Aşağı indiğimde çok yorgun olduğumu hissetmiştim. Mazerun bunu farkedip hemen beni bir koltuğa oturttu. Sedef'in elindeki kutunun onlar için mânevi bir değeri olmalıydı. İkisi de heyecanlı görünüyorlardı. Ben meraklı bir kişiliğe sahip olduğum için hemen onun ne olduğunu sordum.
Sedef "Duygu bu kutunun içinde seni ve aileni korumak için Marid kabilesinin ileri gelenleri tarafından hazırlanmış olan korumalar var.
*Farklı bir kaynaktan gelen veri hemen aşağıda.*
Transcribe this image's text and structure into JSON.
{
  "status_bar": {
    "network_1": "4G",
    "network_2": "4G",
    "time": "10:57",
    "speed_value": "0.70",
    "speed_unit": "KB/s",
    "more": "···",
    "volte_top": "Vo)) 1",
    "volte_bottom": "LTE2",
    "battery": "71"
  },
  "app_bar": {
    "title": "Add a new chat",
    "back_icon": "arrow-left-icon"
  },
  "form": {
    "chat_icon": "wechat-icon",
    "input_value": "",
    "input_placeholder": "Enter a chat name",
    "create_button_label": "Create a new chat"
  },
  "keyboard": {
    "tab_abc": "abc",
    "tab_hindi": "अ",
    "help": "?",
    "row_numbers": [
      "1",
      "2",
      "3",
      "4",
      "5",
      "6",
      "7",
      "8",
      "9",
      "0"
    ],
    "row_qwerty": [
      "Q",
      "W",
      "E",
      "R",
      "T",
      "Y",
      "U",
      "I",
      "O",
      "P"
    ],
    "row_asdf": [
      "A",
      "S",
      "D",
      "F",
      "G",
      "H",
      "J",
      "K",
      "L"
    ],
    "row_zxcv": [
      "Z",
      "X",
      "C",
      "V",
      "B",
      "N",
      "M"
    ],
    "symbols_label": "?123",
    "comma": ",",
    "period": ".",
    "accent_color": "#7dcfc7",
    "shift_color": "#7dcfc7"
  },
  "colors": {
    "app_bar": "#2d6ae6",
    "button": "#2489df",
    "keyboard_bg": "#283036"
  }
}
Evine gittiğin zaman bunlardan birini evinin bahçesine,diğerini bodrum katınıza,en sonuncusunu ise odana koymanı istiyoruz. Dışarıda seni koruması için de Mazerun senin için özel olarak seçtiği kolyeyi az önce boynuna takmıştı. Bu takının adı Eayan Hamra'dır. Öbür âlemde seni gözleyip koruyan kırmızı göz anlamına gelir. Mazerun sana soyluların bile kolayca eline geçmeyecek kadar önemli bir koruma verdi."dedi.
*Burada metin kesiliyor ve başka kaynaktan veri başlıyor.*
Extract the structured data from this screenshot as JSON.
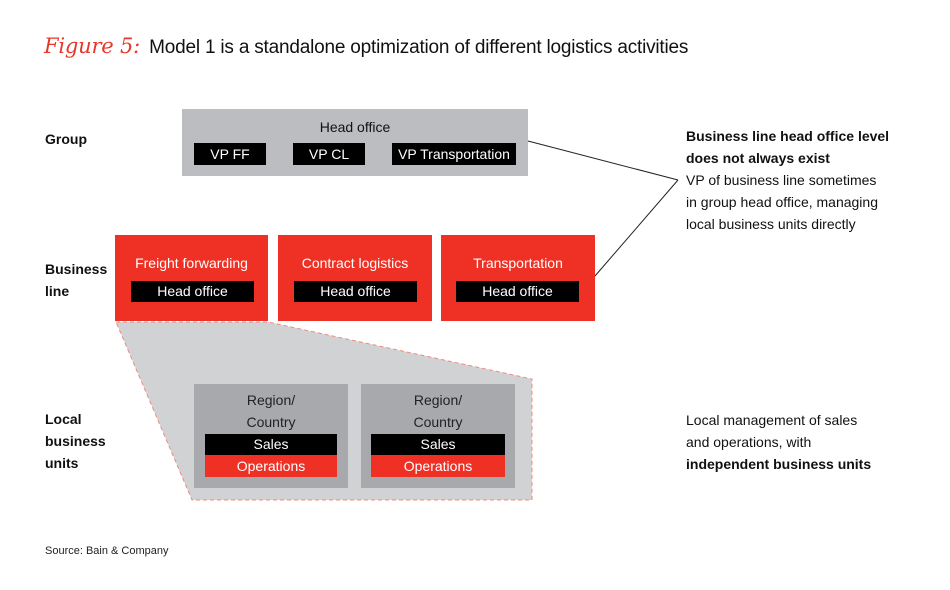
{
  "figure": {
    "label": "Figure 5:",
    "title": "Model 1 is a standalone optimization of different logistics activities"
  },
  "row_labels": {
    "group": "Group",
    "business_line": [
      "Business",
      "line"
    ],
    "local_units": [
      "Local",
      "business",
      "units"
    ]
  },
  "group_level": {
    "title": "Head office",
    "vps": [
      "VP FF",
      "VP CL",
      "VP Transportation"
    ]
  },
  "business_lines": [
    {
      "name": "Freight forwarding",
      "sub": "Head office"
    },
    {
      "name": "Contract logistics",
      "sub": "Head office"
    },
    {
      "name": "Transportation",
      "sub": "Head office"
    }
  ],
  "local_units": [
    {
      "title": [
        "Region/",
        "Country"
      ],
      "sales": "Sales",
      "operations": "Operations"
    },
    {
      "title": [
        "Region/",
        "Country"
      ],
      "sales": "Sales",
      "operations": "Operations"
    }
  ],
  "notes": {
    "top": {
      "bold_lines": [
        "Business line head office level",
        "does not always exist"
      ],
      "lines": [
        "VP of business line sometimes",
        "in group head office, managing",
        "local business units directly"
      ]
    },
    "bottom": {
      "lines": [
        "Local management of sales",
        "and operations, with"
      ],
      "bold_line": "independent business units"
    }
  },
  "source": "Source: Bain & Company",
  "colors": {
    "accent_red": "#ee3124",
    "gray_light": "#d1d2d4",
    "gray_mid": "#bcbdc0",
    "gray_dark": "#a7a9ac",
    "black": "#000000"
  }
}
Mazerun "Bu kolye seni tek başına olsan bile her türlü kötülükten koruyacak Duygu. Hiçbir zaman boynundan çıkarma. Seni buna zorlayacak birileri veya olaylar olursa hemen uzaklaşıp beni çağırmalısın. Ben her an senin yanında olmak istesem bile her zaman bu âleme geçemiyorum. Kendi âlemimde Marid prensi olarak bana verilen görevler var. Sana en iyi korumamı versem bile içim ancak bu şekilde rahat eder."dedi.
Ben "Herşey için çok teşekkür ederim. Babamın ölümünden sonra sizden şüphelendiğim için çok özür dilerim. Ben sadece çok korkmuştum. Sedef sen benim her zaman dostumsun. Zor anımda hep yanımda oldun ve beni anladın. Ne olduğunun veya ne olacağının artık önemi yok, ben de hep yanında olacağım. Mazerun artık senden korkmuyorum. Beni ömrün boyunca sevip korudun. Herşeye ve herkese benim için karşı çıktın. Sadece bu âlemi değil öbür âlemi de karşına alıp bana sahip çıktın. Beni beklersen kalbimi sana açabilirim. "diyerek gülümsedim.
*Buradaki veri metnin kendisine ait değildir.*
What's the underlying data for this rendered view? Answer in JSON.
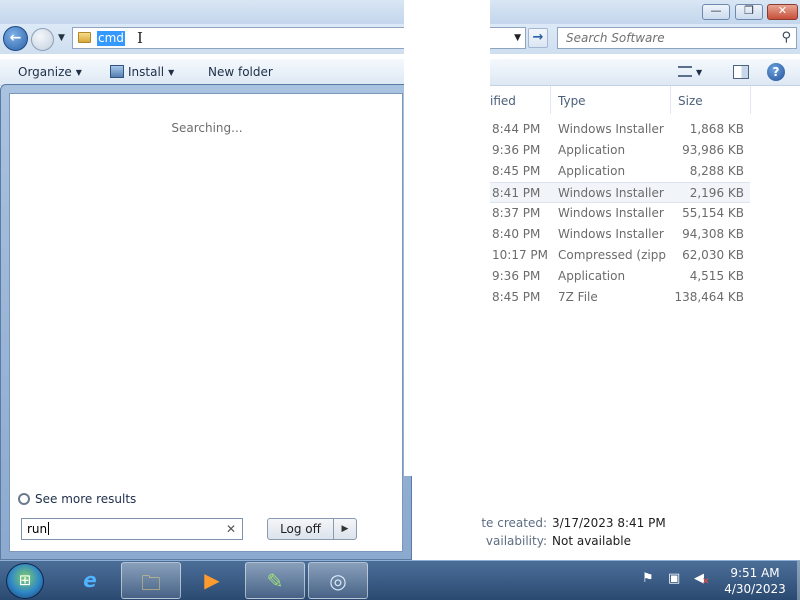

Mazerun yüzüme şaşkın ama çok mutlu bir şekilde bakıp ellerimi tuttu. Gözlerimin içine bakarak:"Duygu, sen bana bunları dedin ya bana kalbini açacağın günü umutla bekleyeceğim. Gelinim, senin için herşeyi yaparım, tüm âlemleri karşıma alırım,beni tahmin edemeyeceğin kadar çok mutlu ettin."dedi.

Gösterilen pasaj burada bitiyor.